Sendo assim, o pedido não pode ser
recebido como consulta, porque o instituto da consulta destina-se, exclusivamente, a dirimir
dúvidas quanto à interpretação da legislação tributária estadual, ex vi
do art. 209, da Lei nº 3.938, de 1966, com nova redação dada pela Lei nº
11.847, de 23 de janeiro de 2001, in verbis.
Art. 209. O sujeito passivo poderá, mediante petição escrita dirigida ao
Secretário de Estado da Fazenda, formular consulta sobre a interpretação de
dispositivos da legislação tributária estadual.
Razão por que a demanda não pode ser acolhida com os efeitos de consulta
referidos no art. 212, da Lei nº 3.938, de 1966, por não se tratar de
dúvida sobre a legislação tributária estadual. A questão é de Direito Civil o
que torna a consulta instrumento inadequado
para a satisfação do pleito, que requer
análise dos efeitos do instituto do direito de acrescer, sobre o qual a
administração está impedida de manifestar-se.
Contudo para não deixar
a requerente sem qualquer orientação, cabem os seguintes comentários.
O art. 551, parágrafo único da Lei nº
10.406, de 10 de janeiro de 2002, Código Civil Brasileiro, tem aplicação na
hipótese em que figurar como donatários ambos os cônjuges.
Art.
551. Salvo declaração em contrário, a doação em comum a mais de uma pessoa
entende-se distribuída entre elas por igual.
Parágrafo
único.
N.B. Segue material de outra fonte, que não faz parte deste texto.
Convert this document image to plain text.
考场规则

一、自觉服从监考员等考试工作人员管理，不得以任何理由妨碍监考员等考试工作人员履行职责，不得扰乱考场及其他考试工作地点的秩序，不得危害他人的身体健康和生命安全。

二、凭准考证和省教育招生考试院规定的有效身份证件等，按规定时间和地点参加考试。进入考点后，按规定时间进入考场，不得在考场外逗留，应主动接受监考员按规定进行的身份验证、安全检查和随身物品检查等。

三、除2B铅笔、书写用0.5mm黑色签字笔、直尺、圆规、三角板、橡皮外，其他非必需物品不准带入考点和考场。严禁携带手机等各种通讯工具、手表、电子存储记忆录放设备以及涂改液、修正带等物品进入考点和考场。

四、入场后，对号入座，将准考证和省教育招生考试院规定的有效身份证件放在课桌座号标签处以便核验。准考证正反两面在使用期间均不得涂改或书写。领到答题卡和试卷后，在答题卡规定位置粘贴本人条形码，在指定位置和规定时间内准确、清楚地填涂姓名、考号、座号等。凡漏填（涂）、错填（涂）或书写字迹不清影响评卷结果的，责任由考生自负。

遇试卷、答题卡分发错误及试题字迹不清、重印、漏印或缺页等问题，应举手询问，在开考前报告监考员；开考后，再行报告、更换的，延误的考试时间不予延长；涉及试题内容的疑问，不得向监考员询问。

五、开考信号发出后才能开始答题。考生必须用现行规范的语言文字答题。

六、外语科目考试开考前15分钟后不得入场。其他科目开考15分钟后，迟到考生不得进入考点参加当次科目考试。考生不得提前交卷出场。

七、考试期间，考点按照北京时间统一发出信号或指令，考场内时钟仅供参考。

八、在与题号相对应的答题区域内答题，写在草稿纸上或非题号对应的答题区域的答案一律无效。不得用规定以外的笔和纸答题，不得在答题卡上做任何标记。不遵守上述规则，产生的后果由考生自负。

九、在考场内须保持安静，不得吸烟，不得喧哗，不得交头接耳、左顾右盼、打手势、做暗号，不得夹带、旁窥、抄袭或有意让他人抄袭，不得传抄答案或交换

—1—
Se os donatários, em tal caso, forem marido e mulher, subsistirá na
totalidade a doação para o cônjuge sobrevivo.
O vocábulo subsistirá é utilizado para determinar que o bem fique integralmente
no domínio do cônjuge supérstite e, por isso, não integra o acervo hereditário.
Ou seja, o vocábulo tem o condão de produzir efeitos concernentes à transmissão
da parte ideal do de cujus,
que passará a pertencer ao cônjuge supérstite, acrescendo à parte ideal deste.
Em que pese a dicção do dispositivo não utilizar a expressão “direito de
acrescer”, a doutrina majoritária reconhece que o instituto de que trata o
parágrafo único é direito de acrescer. Nesse sentido leciona Sylvio Capanema de
Souza, ao comentar a art. 551 do Código Civil:
“No entender de Caio Mario ‘se forem os
donatários marido e mulher, a lei institui uma substituição recíproca,
estatuindo que, com a morte de um, não passa o bem a seus herdeiros, mas
subsiste na totalidade a doação para o cônjuge supérstite, como um direito de acrescer’”.
Sobre a matéria o Superior Tribunal de
Justiça já se pronunciou quando decidiu questão semelhante no Recurso Especial
324593/SP - 2003.
Civil.
Recurso Especial. Inventário. Imóvel obtido pelo falecido mediante doação.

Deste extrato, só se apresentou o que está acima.